Some of the International chains entering India too are concentrating on domestic travelers for the bulk of their busines

Travel News
Travel News

With domestic travel catching on in India, thanks to a volatile rupee, leading hotel  chains are looking to the government to promote domestic tourism to attract the creamy segment of high-spending Indian travelers who are hitting international destinations at present.

“The government should think of a campaign along the lines of ‘Incredible India’ — the campaign aimed at attracting foreign tourists into India — for domestic tourists as well. Destinations have to be marketed in a manner that makes them aspirational. Hotels don’t drive destinations,” Michael Issenberg, chairman Asia Pacific, Accor group, told Financial Chronicle. In India so far, the bulk of the domestic leisure travel is primarily centred around moments places such as the Taj Mahal or religious tourism. “The pure leisure market is really quite small,” said Issenberg.

Other international chains entering India such as Swiss International too are concentrating on domestic travelers for the bulk of their business.

Nakul Anand, executive director of ITC, and in-charge of its hotel business, however, forecasts domestic leisure travel to take off. “With travel agents marketing a wider range of holiday packages to different parts of India, domestic tourist traffic has picked up,” he says. Anand estimates that pure leisure traffic accounts for barely one per cent of demand for domestic travel in India, primarily made up by destinations such as Goa.

However, tariffs for hotels may not come down in the near future as land cost as a proportion of the total development cost in India stands at 40 per cent versus 20-25 per cent on an average in global markets.

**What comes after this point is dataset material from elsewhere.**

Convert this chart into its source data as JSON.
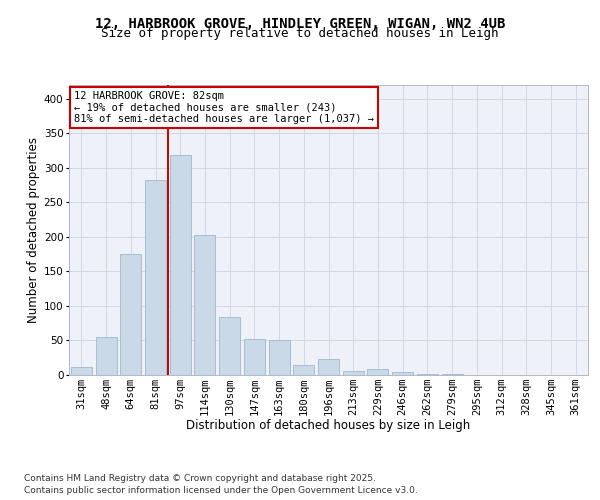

Last year, a hospitality consulting firm, ranked Maharashtra, Goa, Delhi, Tamil Nadu and Karnataka in the top five states having a supportive environment for hotels to operate in. Karnataka increased its budgetary provision for travel and tourism from 0.03 per cent to 0.22 per cent it said in the study. Maharashtra, Delhi and Goa score high by virtue of being key commercial and leisure destinations in the country that have the necessary infrastructure and tourist arrivals to support hotel operations, added the consultancy.